Solid-State EV Batteries Reduce More Carbon Emissions

Solid-state batteries can reduce the carbon footprint of electric vehicle (EV) batteries by 29 percent compared to current liquid lithium-ion batteries and can reduce it even further by using materials that are sourced sustainably, said a campaign group, Tuesday (19 July).

Based on a comparison of one of the most promising solid-state batteries with lithium-ion technology and using a sustainable lithium source, the battery’s carbon footprint could be reduced by as much as 39 percent, Transport and Environment (T&E) said.

The European climate group is calling for incentives to cut carbon footprints in new EV battery regulations that are being finalized by the European parliament and EU member states.
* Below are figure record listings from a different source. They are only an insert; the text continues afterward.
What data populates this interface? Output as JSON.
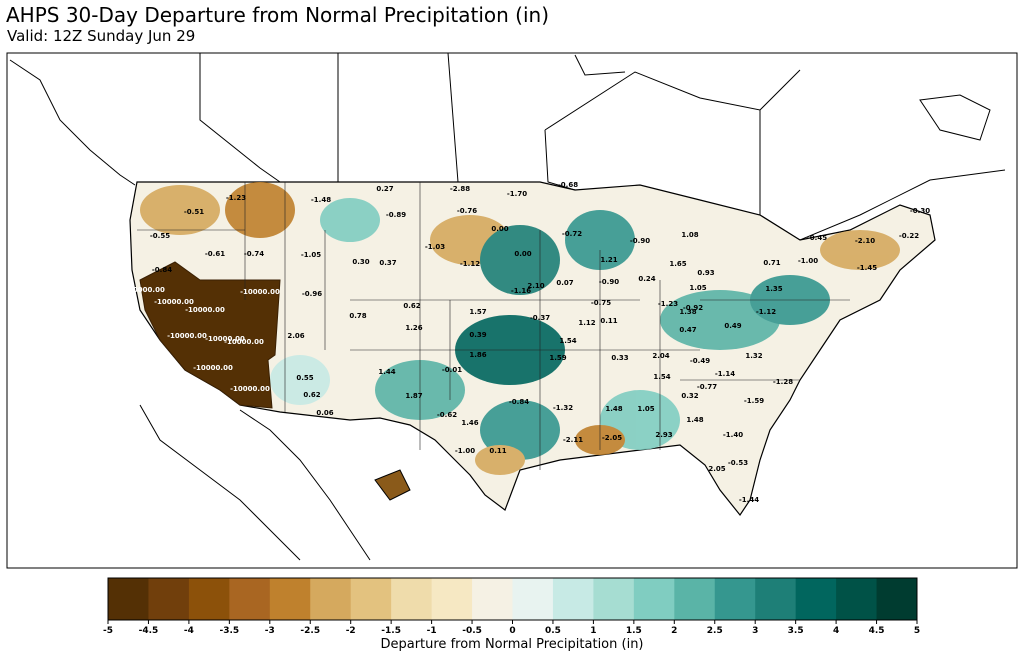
{
  "title": "AHPS 30-Day Departure from Normal Precipitation (in)",
  "subtitle": "Valid: 12Z Sunday Jun 29",
  "colorbar": {
    "label": "Departure from Normal Precipitation (in)",
    "ticks": [
      "-5",
      "-4.5",
      "-4",
      "-3.5",
      "-3",
      "-2.5",
      "-2",
      "-1.5",
      "-1",
      "-0.5",
      "0",
      "0.5",
      "1",
      "1.5",
      "2",
      "2.5",
      "3",
      "3.5",
      "4",
      "4.5",
      "5"
    ],
    "colors": [
      "#543005",
      "#713f0c",
      "#8c510a",
      "#a96622",
      "#bf812d",
      "#d5a95e",
      "#e3c27f",
      "#efdcab",
      "#f6e8c3",
      "#f5f1e4",
      "#e8f3f0",
      "#c7eae5",
      "#a6ddd2",
      "#80cdc1",
      "#5ab4a7",
      "#35978f",
      "#1e7f77",
      "#01665e",
      "#005247",
      "#003c30"
    ]
  },
  "map": {
    "background": "#ffffff",
    "land_fill": "#f5f1e4",
    "dry_core": "#543005",
    "values": [
      {
        "text": "-1.23",
        "w": false
      },
      {
        "text": "-0.51",
        "w": false
      },
      {
        "text": "-0.55",
        "w": false
      },
      {
        "text": "-0.61",
        "w": false
      },
      {
        "text": "-0.74",
        "w": false
      },
      {
        "text": "-1.48",
        "w": false
      },
      {
        "text": "0.27",
        "w": false
      },
      {
        "text": "-0.89",
        "w": false
      },
      {
        "text": "-2.88",
        "w": false
      },
      {
        "text": "-0.76",
        "w": false
      },
      {
        "text": "-1.70",
        "w": false
      },
      {
        "text": "-0.68",
        "w": false
      },
      {
        "text": "-0.84",
        "w": false
      },
      {
        "text": "-1.05",
        "w": false
      },
      {
        "text": "0.30",
        "w": false
      },
      {
        "text": "0.37",
        "w": false
      },
      {
        "text": "-1.03",
        "w": false
      },
      {
        "text": "-1.12",
        "w": false
      },
      {
        "text": "0.00",
        "w": false
      },
      {
        "text": "0.00",
        "w": false
      },
      {
        "text": "-0.96",
        "w": false
      },
      {
        "text": "0.62",
        "w": false
      },
      {
        "text": "0.78",
        "w": false
      },
      {
        "text": "1.26",
        "w": false
      },
      {
        "text": "1.57",
        "w": false
      },
      {
        "text": "0.39",
        "w": false
      },
      {
        "text": "-1.16",
        "w": false
      },
      {
        "text": "-0.37",
        "w": false
      },
      {
        "text": "2.10",
        "w": false
      },
      {
        "text": "0.07",
        "w": false
      },
      {
        "text": "2.06",
        "w": false
      },
      {
        "text": "0.55",
        "w": false
      },
      {
        "text": "0.62",
        "w": false
      },
      {
        "text": "0.06",
        "w": false
      },
      {
        "text": "1.44",
        "w": false
      },
      {
        "text": "-0.01",
        "w": false
      },
      {
        "text": "1.86",
        "w": false
      },
      {
        "text": "1.87",
        "w": false
      },
      {
        "text": "-0.62",
        "w": false
      },
      {
        "text": "1.46",
        "w": false
      },
      {
        "text": "-1.00",
        "w": false
      },
      {
        "text": "0.11",
        "w": false
      },
      {
        "text": "-0.84",
        "w": false
      },
      {
        "text": "-1.32",
        "w": false
      },
      {
        "text": "-2.11",
        "w": false
      },
      {
        "text": "1.59",
        "w": false
      },
      {
        "text": "1.54",
        "w": false
      },
      {
        "text": "1.12",
        "w": false
      },
      {
        "text": "-0.75",
        "w": false
      },
      {
        "text": "0.11",
        "w": false
      },
      {
        "text": "-0.90",
        "w": false
      },
      {
        "text": "1.21",
        "w": false
      },
      {
        "text": "-0.72",
        "w": false
      },
      {
        "text": "-0.90",
        "w": false
      },
      {
        "text": "1.08",
        "w": false
      },
      {
        "text": "1.65",
        "w": false
      },
      {
        "text": "0.93",
        "w": false
      },
      {
        "text": "0.24",
        "w": false
      },
      {
        "text": "-1.23",
        "w": false
      },
      {
        "text": "-0.92",
        "w": false
      },
      {
        "text": "1.05",
        "w": false
      },
      {
        "text": "1.38",
        "w": false
      },
      {
        "text": "0.47",
        "w": false
      },
      {
        "text": "0.49",
        "w": false
      },
      {
        "text": "-0.30",
        "w": false
      },
      {
        "text": "-2.10",
        "w": false
      },
      {
        "text": "-0.22",
        "w": false
      },
      {
        "text": "-0.45",
        "w": false
      },
      {
        "text": "-1.00",
        "w": false
      },
      {
        "text": "0.71",
        "w": false
      },
      {
        "text": "-1.45",
        "w": false
      },
      {
        "text": "1.35",
        "w": false
      },
      {
        "text": "-1.12",
        "w": false
      },
      {
        "text": "2.04",
        "w": false
      },
      {
        "text": "-0.49",
        "w": false
      },
      {
        "text": "1.32",
        "w": false
      },
      {
        "text": "-1.14",
        "w": false
      },
      {
        "text": "-1.28",
        "w": false
      },
      {
        "text": "1.54",
        "w": false
      },
      {
        "text": "-0.77",
        "w": false
      },
      {
        "text": "0.32",
        "w": false
      },
      {
        "text": "-1.59",
        "w": false
      },
      {
        "text": "1.48",
        "w": false
      },
      {
        "text": "1.48",
        "w": false
      },
      {
        "text": "2.93",
        "w": false
      },
      {
        "text": "-1.40",
        "w": false
      },
      {
        "text": "-0.53",
        "w": false
      },
      {
        "text": "2.05",
        "w": false
      },
      {
        "text": "-1.44",
        "w": false
      },
      {
        "text": "-2.05",
        "w": false
      },
      {
        "text": "1.05",
        "w": false
      },
      {
        "text": "0.33",
        "w": false
      },
      {
        "text": "-10000.00",
        "w": true
      },
      {
        "text": "-10000.00",
        "w": true
      },
      {
        "text": "-10000.00",
        "w": true
      },
      {
        "text": "-10000.00",
        "w": true
      },
      {
        "text": "-10000.00",
        "w": true
      },
      {
        "text": "-10000.00",
        "w": true
      },
      {
        "text": "-10000.00",
        "w": true
      },
      {
        "text": "-10000.00",
        "w": true
      },
      {
        "text": "-10000.00",
        "w": true
      }
    ]
  }
}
“Electric vehicles are already much better for the planet,” said T&E clean vehicle officer Cecilia Mattea in a statement. “But solid-state technology is a step change because higher energy densities mean much less material, and therefore much less emissions, needed to make them.”

Solid-state batteries, which use a solid ceramic material instead of a liquid electrolyte to conduct electricity, can store more energy, charge faster, and offer greater safety than liquid lithium-ion batteries.

Automakers including Ford and BMW are working with suppliers to develop solid-state batteries and they will start appearing in EVs in the second half of the decade.

Solid-state batteries require less graphite and cobalt, metals mostly produced in the Democratic Republic of Congo, which has a large informal sector with a legacy of unsafe work practices and child labour.

T&E said that new lithium mining methods such as geothermal wells emit far less carbon dioxide than more commonly used sources including lithium from hard rock mined in Australia and refined in China.